Les cabinets d'avocats s'emploient désormais activement à rassembler des clients pour des recours collectifs contre les fabricants d'aliments pour bébés. Comme c'est souvent le cas, ce que vous entendez ou voyez dans les médias est bien plus effrayant que ce que vous lisez dans les revues scientifiques. Je me concentrerai sur deux métaux – l'arsenic et le plomb – car ce sont les métaux pour lesquels il existe le plus de données sur l'exposition aux aliments pour bébés.
Ces poursuites s'appuient principalement sur deux études qui ont trouvé des niveaux variables d'arsenic, de plomb ou de cadmium dans les aliments pour bébés : un article de Consumer Reports de 2019 et un rapport du personnel de février 2021 adressé à la Chambre des Représentants des États-Unis par la Sous-commission de la Politique Économique et de la Consommation.
L'arsenic est présent dans tous les aliments, pas seulement dans les aliments pour bébés.
L'arsenic est un métal présent à l'état naturel dans la croûte terrestre, que l'on retrouve dans le sol et dans l'eau, qui est absorbé par les plantes et les poissons et qui finit par faire partie de notre chaîne alimentaire. Les aliments qui contiennent le plus d'arsenic sont le riz, le poisson, les crustacés et certaines viandes, mais on en trouve aussi dans les céréales, les fruits, les légumes et la volaille, c'est-à-dire dans presque tous les aliments. Les niveaux d'arsenic ont tendance à être élevés dans le riz en raison des conditions d'inondation dans lesquelles le riz est cultivé, ce qui permet à l'arsenic d'être facilement absorbé par le riz. L'arsenic est présent dans l'eau de mer et entre dans la chaîne alimentaire par le biais des algues. La plupart des fruits de mer contiennent une forme organique inoffensive d'arsenic, l'arsénobétaïne, et non la forme inorganique plus toxique.
Le plomb est moins souvent présent dans les aliments.
Bien que le plomb soit également un métal présent à l'état naturel dans la croûte terrestre, un pourcentage important du plomb présent dans l'environnement provient des activités humaines, telles que l'exploitation minière, la métallurgie, la combustion du charbon et du pétrole, et de sources passées (actuellement réglementées) telles que le plomb présent dans l'essence, la peinture et les alliages de soudure. Les aliments ne sont pas une source importante de plomb, et les niveaux trouvés dans les aliments sont généralement faibles. Toutefois, les risques d'exposition au plomb provenant d'autres sources, telles que l'eau potable, le sol et les éclats de peinture, ne doivent pas être négligés, car le plomb est une neurotoxine connue et peut endommager le cerveau en développement des enfants à des niveaux très faibles.

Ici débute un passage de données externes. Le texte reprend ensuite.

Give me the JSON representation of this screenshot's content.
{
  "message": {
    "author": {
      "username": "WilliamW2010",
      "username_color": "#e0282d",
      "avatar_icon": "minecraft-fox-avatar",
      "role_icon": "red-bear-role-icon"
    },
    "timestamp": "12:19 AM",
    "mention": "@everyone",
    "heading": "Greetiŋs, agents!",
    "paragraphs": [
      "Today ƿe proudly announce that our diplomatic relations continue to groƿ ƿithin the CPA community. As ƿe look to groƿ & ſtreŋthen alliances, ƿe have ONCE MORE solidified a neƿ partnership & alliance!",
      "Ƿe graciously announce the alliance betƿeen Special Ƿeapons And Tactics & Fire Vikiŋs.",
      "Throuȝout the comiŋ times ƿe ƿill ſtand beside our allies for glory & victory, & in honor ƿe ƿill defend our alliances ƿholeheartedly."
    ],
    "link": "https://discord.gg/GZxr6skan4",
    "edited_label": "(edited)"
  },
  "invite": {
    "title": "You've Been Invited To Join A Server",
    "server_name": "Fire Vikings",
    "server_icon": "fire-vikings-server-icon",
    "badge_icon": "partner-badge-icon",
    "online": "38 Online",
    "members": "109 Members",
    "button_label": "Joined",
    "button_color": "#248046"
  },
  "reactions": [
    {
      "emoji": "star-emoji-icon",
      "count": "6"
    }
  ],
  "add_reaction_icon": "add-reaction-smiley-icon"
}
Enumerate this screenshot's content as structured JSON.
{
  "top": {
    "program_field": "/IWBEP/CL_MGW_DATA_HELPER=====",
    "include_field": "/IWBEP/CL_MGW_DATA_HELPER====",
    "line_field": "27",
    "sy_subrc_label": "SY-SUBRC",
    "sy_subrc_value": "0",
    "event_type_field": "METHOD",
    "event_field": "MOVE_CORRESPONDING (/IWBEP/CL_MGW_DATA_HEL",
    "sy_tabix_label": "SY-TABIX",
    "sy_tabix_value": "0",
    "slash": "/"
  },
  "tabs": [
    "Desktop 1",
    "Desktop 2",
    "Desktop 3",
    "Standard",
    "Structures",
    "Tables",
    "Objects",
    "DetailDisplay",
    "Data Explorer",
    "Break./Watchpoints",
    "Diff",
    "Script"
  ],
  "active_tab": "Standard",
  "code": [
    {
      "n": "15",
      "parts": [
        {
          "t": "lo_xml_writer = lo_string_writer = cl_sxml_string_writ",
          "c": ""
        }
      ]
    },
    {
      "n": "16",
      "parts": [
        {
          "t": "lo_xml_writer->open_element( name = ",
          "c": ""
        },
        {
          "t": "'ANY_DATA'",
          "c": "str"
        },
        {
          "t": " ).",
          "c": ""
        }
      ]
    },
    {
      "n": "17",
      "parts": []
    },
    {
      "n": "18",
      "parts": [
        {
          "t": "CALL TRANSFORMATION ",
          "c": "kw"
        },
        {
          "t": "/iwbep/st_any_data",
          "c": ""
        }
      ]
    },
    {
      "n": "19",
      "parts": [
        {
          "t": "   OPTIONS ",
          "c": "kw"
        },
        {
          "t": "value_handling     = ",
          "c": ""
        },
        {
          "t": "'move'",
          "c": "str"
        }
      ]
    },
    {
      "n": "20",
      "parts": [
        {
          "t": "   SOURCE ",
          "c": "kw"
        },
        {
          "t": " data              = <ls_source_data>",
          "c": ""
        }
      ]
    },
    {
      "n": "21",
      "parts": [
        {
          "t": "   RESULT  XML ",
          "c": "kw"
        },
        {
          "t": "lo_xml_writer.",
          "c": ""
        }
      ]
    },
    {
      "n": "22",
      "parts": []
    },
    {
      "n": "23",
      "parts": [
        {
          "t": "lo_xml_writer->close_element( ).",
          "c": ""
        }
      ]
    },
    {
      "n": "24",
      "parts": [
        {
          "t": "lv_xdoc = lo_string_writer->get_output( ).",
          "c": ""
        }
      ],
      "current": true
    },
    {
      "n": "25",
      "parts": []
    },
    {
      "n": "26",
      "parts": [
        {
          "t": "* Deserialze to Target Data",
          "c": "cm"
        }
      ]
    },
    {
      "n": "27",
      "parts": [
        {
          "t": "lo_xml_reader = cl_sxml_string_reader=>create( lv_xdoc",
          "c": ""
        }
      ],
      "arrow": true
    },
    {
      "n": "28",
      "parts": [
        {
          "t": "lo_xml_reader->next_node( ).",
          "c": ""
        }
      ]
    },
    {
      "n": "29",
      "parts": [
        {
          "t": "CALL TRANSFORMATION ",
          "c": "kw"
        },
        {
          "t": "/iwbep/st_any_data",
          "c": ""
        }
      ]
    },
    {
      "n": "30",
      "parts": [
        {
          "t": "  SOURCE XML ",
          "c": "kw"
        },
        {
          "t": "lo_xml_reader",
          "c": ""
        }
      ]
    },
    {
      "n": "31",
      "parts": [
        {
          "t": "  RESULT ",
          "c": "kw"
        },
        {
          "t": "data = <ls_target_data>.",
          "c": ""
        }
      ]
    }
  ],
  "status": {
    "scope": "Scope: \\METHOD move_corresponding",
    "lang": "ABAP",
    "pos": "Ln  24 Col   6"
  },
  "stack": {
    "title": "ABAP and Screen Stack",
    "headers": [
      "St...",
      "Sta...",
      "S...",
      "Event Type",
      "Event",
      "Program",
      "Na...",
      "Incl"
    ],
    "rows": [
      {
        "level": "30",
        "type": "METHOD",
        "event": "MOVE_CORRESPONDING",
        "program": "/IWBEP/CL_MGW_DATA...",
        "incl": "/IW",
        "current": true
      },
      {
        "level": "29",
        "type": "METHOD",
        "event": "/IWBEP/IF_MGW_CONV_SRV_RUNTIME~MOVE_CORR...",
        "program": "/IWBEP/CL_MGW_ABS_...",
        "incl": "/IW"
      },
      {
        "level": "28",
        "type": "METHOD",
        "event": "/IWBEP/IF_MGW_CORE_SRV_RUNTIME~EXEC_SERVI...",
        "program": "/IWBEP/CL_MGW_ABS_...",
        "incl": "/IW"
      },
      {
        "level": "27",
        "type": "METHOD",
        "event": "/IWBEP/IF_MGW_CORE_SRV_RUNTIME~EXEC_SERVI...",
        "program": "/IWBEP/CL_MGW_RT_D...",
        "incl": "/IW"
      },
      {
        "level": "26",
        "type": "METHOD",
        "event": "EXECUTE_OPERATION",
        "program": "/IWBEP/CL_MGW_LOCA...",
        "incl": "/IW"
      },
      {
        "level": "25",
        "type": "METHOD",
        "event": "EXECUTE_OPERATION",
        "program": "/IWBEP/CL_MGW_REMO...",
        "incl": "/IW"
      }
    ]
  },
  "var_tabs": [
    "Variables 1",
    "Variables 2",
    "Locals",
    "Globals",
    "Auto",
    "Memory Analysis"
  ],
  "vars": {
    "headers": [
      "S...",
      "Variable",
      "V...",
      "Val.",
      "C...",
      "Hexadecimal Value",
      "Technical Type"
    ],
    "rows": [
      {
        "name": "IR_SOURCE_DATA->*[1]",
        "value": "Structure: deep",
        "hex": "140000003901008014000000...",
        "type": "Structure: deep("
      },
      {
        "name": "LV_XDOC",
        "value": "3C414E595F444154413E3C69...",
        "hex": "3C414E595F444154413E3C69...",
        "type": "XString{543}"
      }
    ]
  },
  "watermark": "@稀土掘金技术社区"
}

La FDA n'a pas de normes pour les métaux dans les aliments pour bébés, à l'exception d'un seuil d'intervention de 100 ppb [100 microgrammes/kilogramme] pour l'arsenic dans les céréales à base de riz pour nourrissons. Ce niveau n'est pas juridiquement contraignant mais constitue un niveau d'orientation pour l'industrie.
Récemment, la FDA a également fixé un projet de seuil d'intervention de 100 ppb pour le jus de pomme et de 20 ppb pour le plomb dans tous les autres types de jus. Ce niveau n'est pas spécifique aux produits commercialisés pour les nourrissons ou tout autre groupe d'âge.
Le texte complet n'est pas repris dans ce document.